IRIS regulates the amount of light entering the eye and controls the widening and narrowing (dilation and constriction) of the pupil. It forms the coloured, visible part of the eye in front of the lens. 

PUPIL is the circular opening in the centre of the iris through which light passes into the lens of the eye. 

CORNEA is the transparent circular part of the front of the eyeball. It refracts the light entering the eye on to the lens, which then focuses it onto the retina. The cornea contains no blood vessels and is extremely sensitive to pain. 

LENS is a transparent structure situated behind the pupil of the eye enclosed in a thin transparent capsule and helps to refract incoming light to focus it onto the retina. 

CHOROID is the middle layer of the eye between the retina and the sclera. It also contains a pigment that absorbs excess light to prevent blurring of vision.

CILIARY BODY is the part of the eye that connects the choroid to the iris. 

RETINA is a light sensitive layer lining the interior of the eye.  It is composed of light sensitive cells known as rods and cones and works in much the same way as film in a camera. 

MACULA is a yellow spot on the retina at the back of the eye which surrounds the fovea. This is the area with the greatest concentration of cone cells. When the eye is directed at an object that part of the image focused on the fovea is the image most accurately registered by the brain. 

FOVEA forms a small indentation at the centre of the macula and is described as the area with the greatest concentration of cone cells. 

OPTIC DISK is the visible (when the eye is examined) portion of the optic nerve found on the retina of the eye. The optic disk identifies the start of the optic nerve where messages from cone and rod cells leave the eye via nerve fibres to the optic centre of the brain. This area is also known as the 'blind spot'. 

OPTIC NERVE leaves the eye at the optic disk and transfers all visual information to the brain. 

SCLERA is the white part of the eye, a tough covering which with the cornea forms the external protective coat of the eye. 

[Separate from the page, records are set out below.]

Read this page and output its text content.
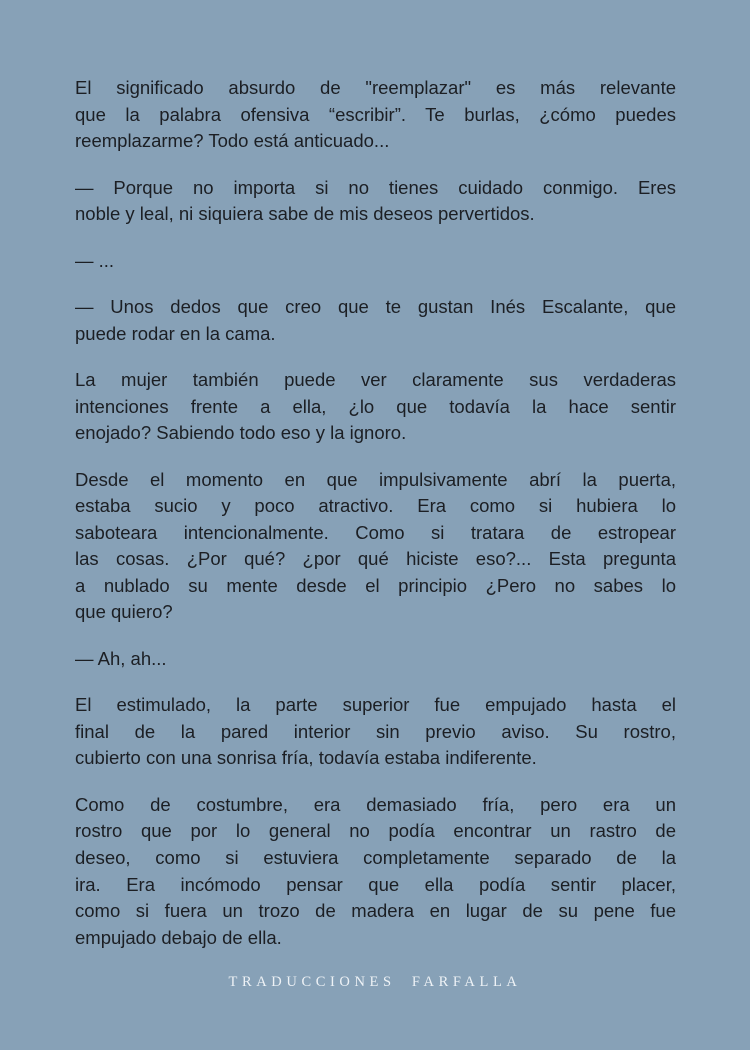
El significado absurdo de "reemplazar" es más relevante
que la palabra ofensiva “escribir”. Te burlas, ¿cómo puedes
reemplazarme? Todo está anticuado...
— Porque no importa si no tienes cuidado conmigo. Eres
noble y leal, ni siquiera sabe de mis deseos pervertidos.
— ...
— Unos dedos que creo que te gustan Inés Escalante, que
puede rodar en la cama.
La mujer también puede ver claramente sus verdaderas
intenciones frente a ella, ¿lo que todavía la hace sentir
enojado? Sabiendo todo eso y la ignoro.
Desde el momento en que impulsivamente abrí la puerta,
estaba sucio y poco atractivo. Era como si hubiera lo
saboteara intencionalmente. Como si tratara de estropear
las cosas. ¿Por qué? ¿por qué hiciste eso?... Esta pregunta
a nublado su mente desde el principio ¿Pero no sabes lo
que quiero?
— Ah, ah...
El estimulado, la parte superior fue empujado hasta el
final de la pared interior sin previo aviso. Su rostro,
cubierto con una sonrisa fría, todavía estaba indiferente.
Como de costumbre, era demasiado fría, pero era un
rostro que por lo general no podía encontrar un rastro de
deseo, como si estuviera completamente separado de la
ira. Era incómodo pensar que ella podía sentir placer,
como si fuera un trozo de madera en lugar de su pene fue
empujado debajo de ella.
TRADUCCIONES FARFALLA
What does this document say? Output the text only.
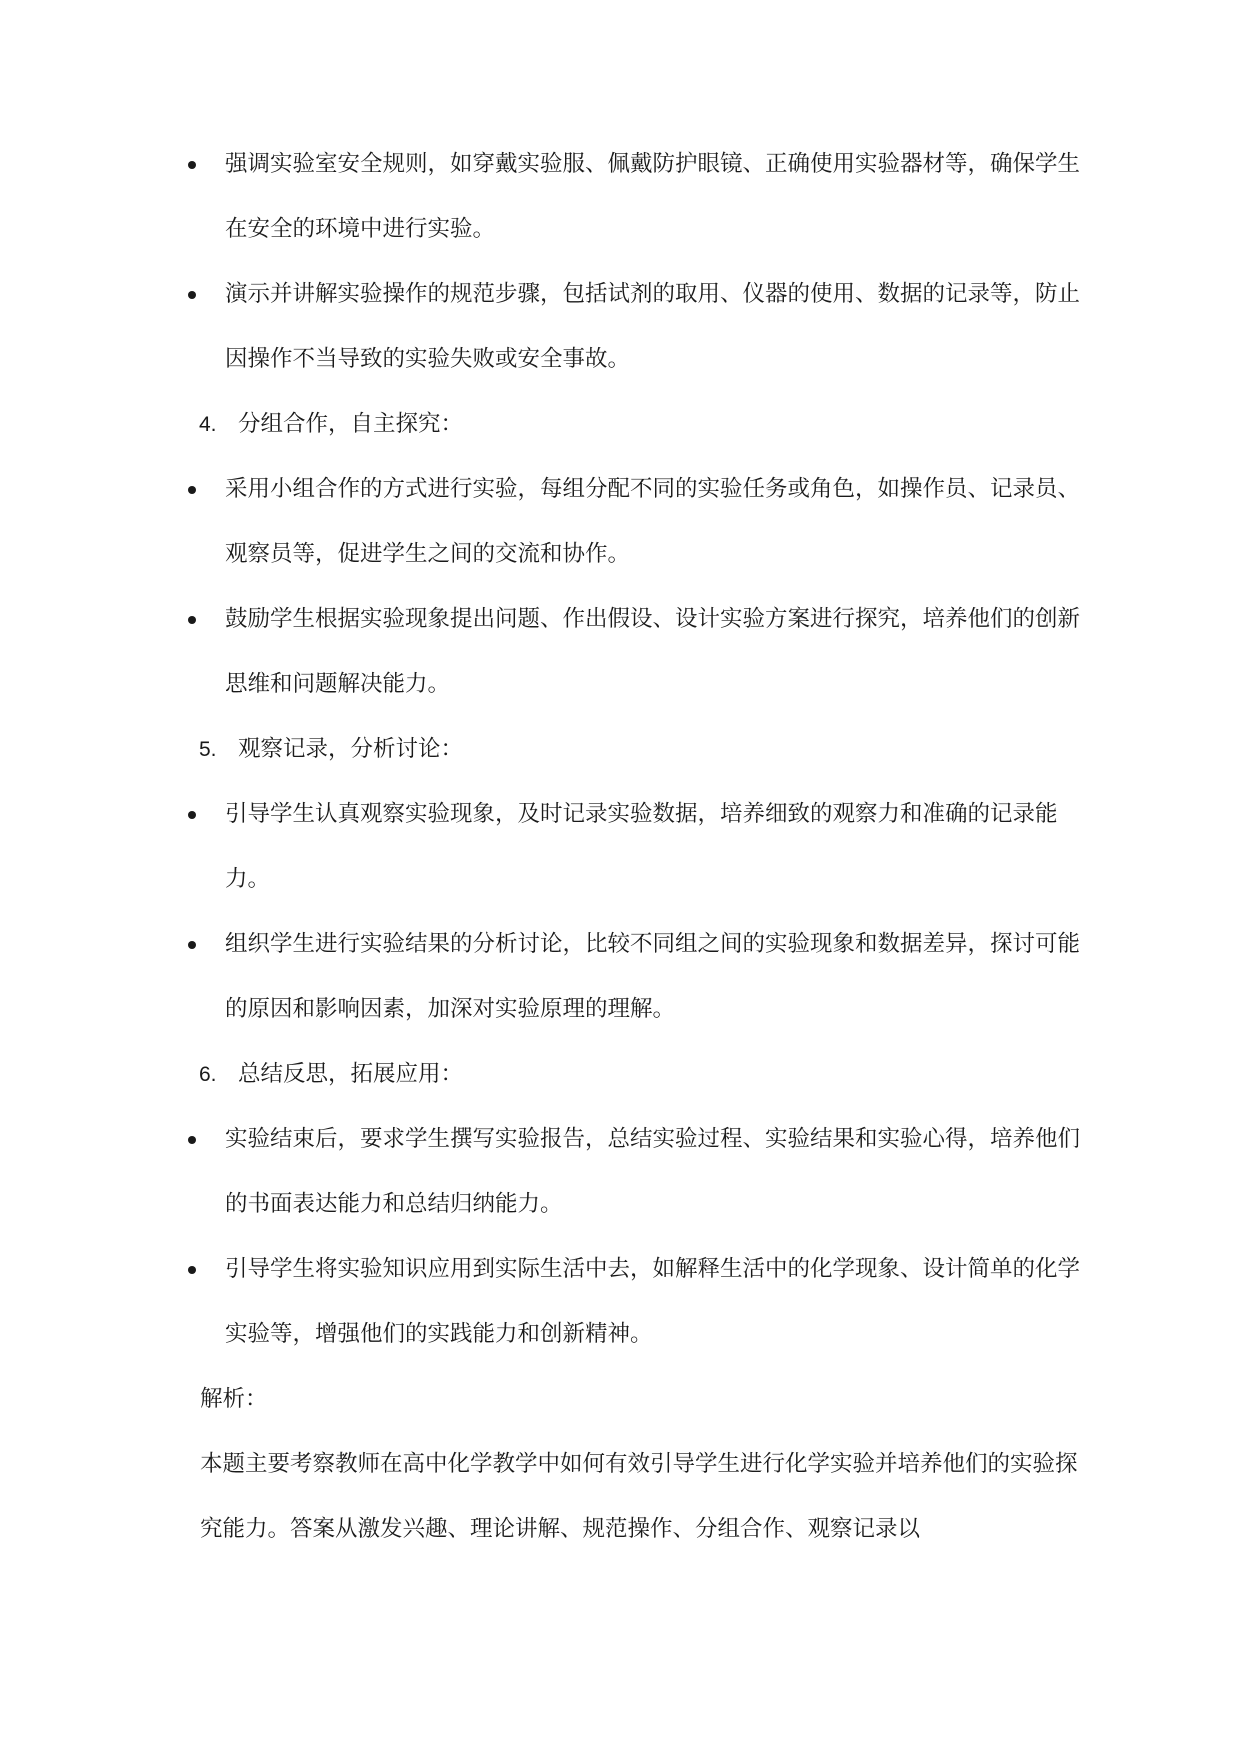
强调实验室安全规则，如穿戴实验服、佩戴防护眼镜、正确使用实验器材等，确保学生在安全的环境中进行实验。
演示并讲解实验操作的规范步骤，包括试剂的取用、仪器的使用、数据的记录等，防止因操作不当导致的实验失败或安全事故。
4. 分组合作，自主探究：
采用小组合作的方式进行实验，每组分配不同的实验任务或角色，如操作员、记录员、观察员等，促进学生之间的交流和协作。
鼓励学生根据实验现象提出问题、作出假设、设计实验方案进行探究，培养他们的创新思维和问题解决能力。
5. 观察记录，分析讨论：
引导学生认真观察实验现象，及时记录实验数据，培养细致的观察力和准确的记录能力。
组织学生进行实验结果的分析讨论，比较不同组之间的实验现象和数据差异，探讨可能的原因和影响因素，加深对实验原理的理解。
6. 总结反思，拓展应用：
实验结束后，要求学生撰写实验报告，总结实验过程、实验结果和实验心得，培养他们的书面表达能力和总结归纳能力。
引导学生将实验知识应用到实际生活中去，如解释生活中的化学现象、设计简单的化学实验等，增强他们的实践能力和创新精神。
解析：
本题主要考察教师在高中化学教学中如何有效引导学生进行化学实验并培养他们的实验探究能力。答案从激发兴趣、理论讲解、规范操作、分组合作、观察记录以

ROD CELLS are one of the two types of light-sensitive cells in the retina of the eye. There are about 125 million rods.  These also assist sight in dim light conditions. 

CONE CELLS are the second type of light sensitive cells in the eye's retina. The human retina contains 6-7 million cones; they function best in bright light and are essential for acute vision (receiving a sharp accurate image). It is thought that there are three types of cones, each sensitive to the wavelength of a different primary colour - red, green or blue. Other colours are seen as combinations of these primary colours.